Son unas galletas muy fáciles de hacer; además la masa además se puede congelar para comerlas recién hechas por la mañana, sin necesidad de encender el horno, únicamente con la magia de tu Air Fryer.

Ingredientes
115 g de mantequilla sin sal, derretida y ligeramente enfriada
150 g de azúcar moreno
115 g de azúcar blanco
180 g de harina de trigo
1/2 cucharadita de bicarbonato de socio
1 cucharadita de sal (usa 1/2 si lo prefieres)
1 huevo grande
200 g de pepitas de chocolate + más para decorar
1 cucharadita de extracto de vainilla (opcional)
Escamas de sal, para decorar (opcional)
Preparación
Los pasos a seguir para crear estas deliciosas galletas son muy sencillos:
1.Derrite la mantequilla.
Derrite la mantequilla en el microondas a una temperatura media. Pon una tapa al recipiente antes de calentarlo para que la mantequilla no explote por todo el microondas.

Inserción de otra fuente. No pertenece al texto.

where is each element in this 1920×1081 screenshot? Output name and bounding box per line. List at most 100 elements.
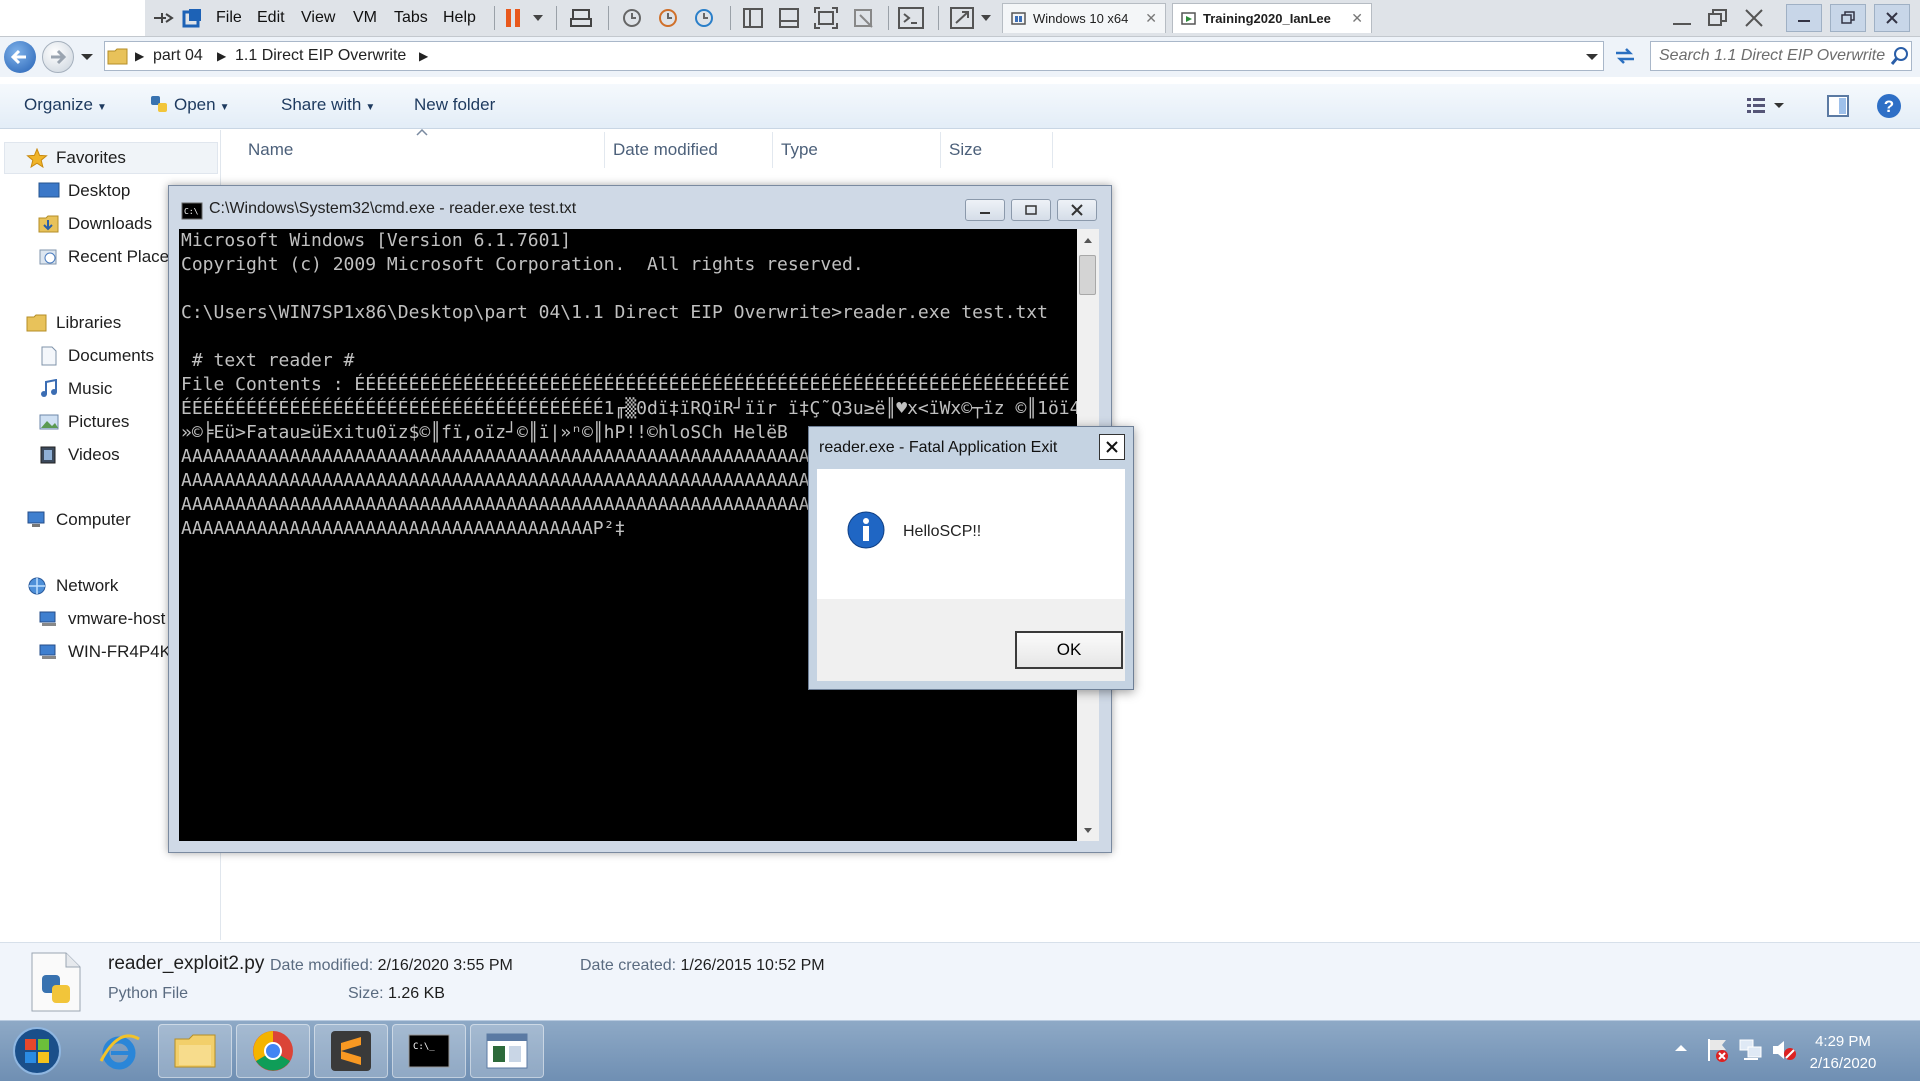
- system-clock[interactable]: 4:29 PM 2/16/2020: [1768, 1031, 1918, 1075]
- snapshot-manager-icon[interactable]: [692, 6, 716, 30]
- minimize-button[interactable]: [1786, 4, 1822, 32]
- view-options-icon[interactable]: [1746, 96, 1786, 116]
- chevron-down-icon[interactable]: [532, 6, 544, 30]
- nav-documents[interactable]: Documents: [38, 343, 154, 369]
- nav-vmware-host[interactable]: vmware-host: [38, 606, 165, 632]
- thumbnail-view-icon[interactable]: [778, 6, 800, 30]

Una vez calentada, déjala enfriar un poco a un lado. De esta manera, evitarás que los huevos se corten al añadirlos a la masa.
2. Añade los azúcares, el huevo y la vainilla.
Añade a la mantequilla templada el azúcar blanco y el azúcar moreno, y mezcla bien con unas varillas hasta que se integren todos los ingredientes. La mezcla debería parecer un poco montada o espumosa. El color debería cambiar de amarillo a crema.
A continuación, añade también el huevo y mezcla bien.
3. Incorpora poco a poco la harina, el bicarbonato y la sal.
Con la ayuda de un colador, integra la harina en la masa en unas dos tandas aproximadamente. Cuando termines con la primera mitad de la harina, cuela también el bicarbonato y añádelo a la masa junto con la sal.
En este paso, la masa espesará un poco, por lo que las varillas no servirán. Yo recomiendo usar un tenedor para mezclar a partir de aquí.
4. Momento del chocolate.
Esta es mi parte favorita, añade las pepitas de chocolate que quieras. Yo, además de poner pepitas, troceo varias onzas de chocolate y las integro en la masa. También puedes añadir M&M’s u otros dulces.
Ten cuidado con el chocolate blanco, porque suele quemarse en el horno. Te recomiendo que lo añadas al sacar la masa del horno.
5. Refrigera la masa.
Cubre el bol con papel film o transparente y deja que la masa enfríe durante mínimo una hora en la nevera. De esta manera, al formar las bolas nos será más sencillo y evitaremos que la masa se deshaga en el horno y mantengan un poco la forma y consistencia.
6. Forma bolas y hornea.
Precalienta el horno a 180 °C con calor por arriba y por abajo, o bien a 160 °C con ventilador.
Con la ayuda de una cuchara o cuchara de helado, forma bolas y colócalas en una bandeja de horno previamente cubierta con papel para hornear, a una distancia de entre 6 y 10 cm las unas de las otras (unos 4/5 dedos). De esta manera, no se tocarán al hornear. En una bandeja de horno media, cabrán aproximadamente unas 6 galletas.
Yo aprovecho este momento para añadir más pepitas a la masa, en la parte superior de las bolas y presionando un poco para que no se caigan durante el horneado.
Recomiendo aplastar un poco la masa para ayudar a que tomen la forma correcta. Aquí tenéis un ejemplo visual de cómo dejo la masa para hornearla.

A continuación, hornearemos las galletas de 8 a 10 minutos y las retiraremos inmediatamente. Puede parecer que aún estén un poco crudas por el centro, pero eso es lo que les da esta textura tan suave y masticable.